Your mind cannot tell the difference between something that is vividly imagined and something that is real.  (Maxwell Maltz demonstrated this: http://en.wikipedia.org/wiki/Maxwell_Maltz)  So if your trainer tells you what a great job you’re doing and you tell yourself that you cheated on your diet or skipped a workout this week and are a loser, who do you think has more impact?

When the trainer said it, a) you didn’t believe him/her, b) you felt guilty because that isn’t how you see yourself and you think they just don’t know you, c) you didn’t see, feel, or experience the success they congratulated you for.

When you said it, a) you believed it, b) it reaffirmed the current self-image you have of yourself, and c) you saw, felt and experienced your comments as reality.

I read through a lot of material in order to stay current with research and to see what approaches are working for other people.  Recently, I’ve been exploring Jon Benson’s work.   He said something I want to share because it might be one of the most powerful ways to stop that negative chatter.

For the next week, imagine that anything you say to yourself, you also have to say to the person you love the most.  Close your eyes and imagine yourself telling the love of your life that he or she is a loser, will never accomplish his or her goals, and should just quit.  Tell them it’s okay if they don’t keep their resolutions because they’re silly goals they’ve never kept before so they must not be important.  Tell them they don’t have to keep their promises because the person they made them to doesn’t matter.  See the look on their face, watch the emotions that flood over them, and see how you feel about being the cause of it.  Do it for a week—consistently seeing how the love of your life would react if you said to them the things you’re saying to yourself.  I’ll bet that by the end of the week your inner chatter has changed and that you understand just how important the words you say to yourself really are.

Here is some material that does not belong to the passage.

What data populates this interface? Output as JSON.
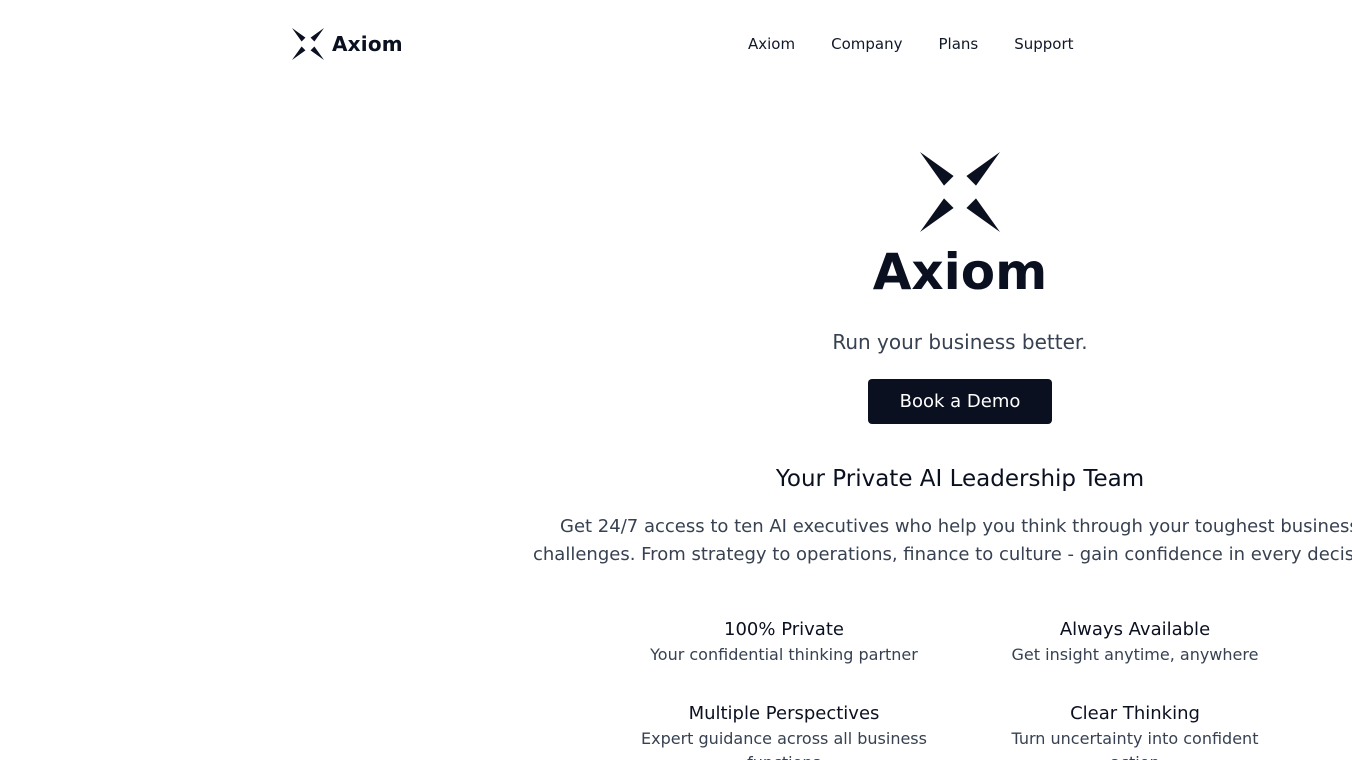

Think about why you made the resolutions you did, why they’re important to you, and why you must succeed at keeping them.  Look at the big picture.  Realize that you don’t have to be perfect to be successful…when something isn’t going right, take a moment to figure out how to change it.  What would you tell the love of your life?  Would you take the time to help them figure out how to overcome any temporary obstacles?  Change your chatter and prioritize yourself so that your most important ally really is your ally.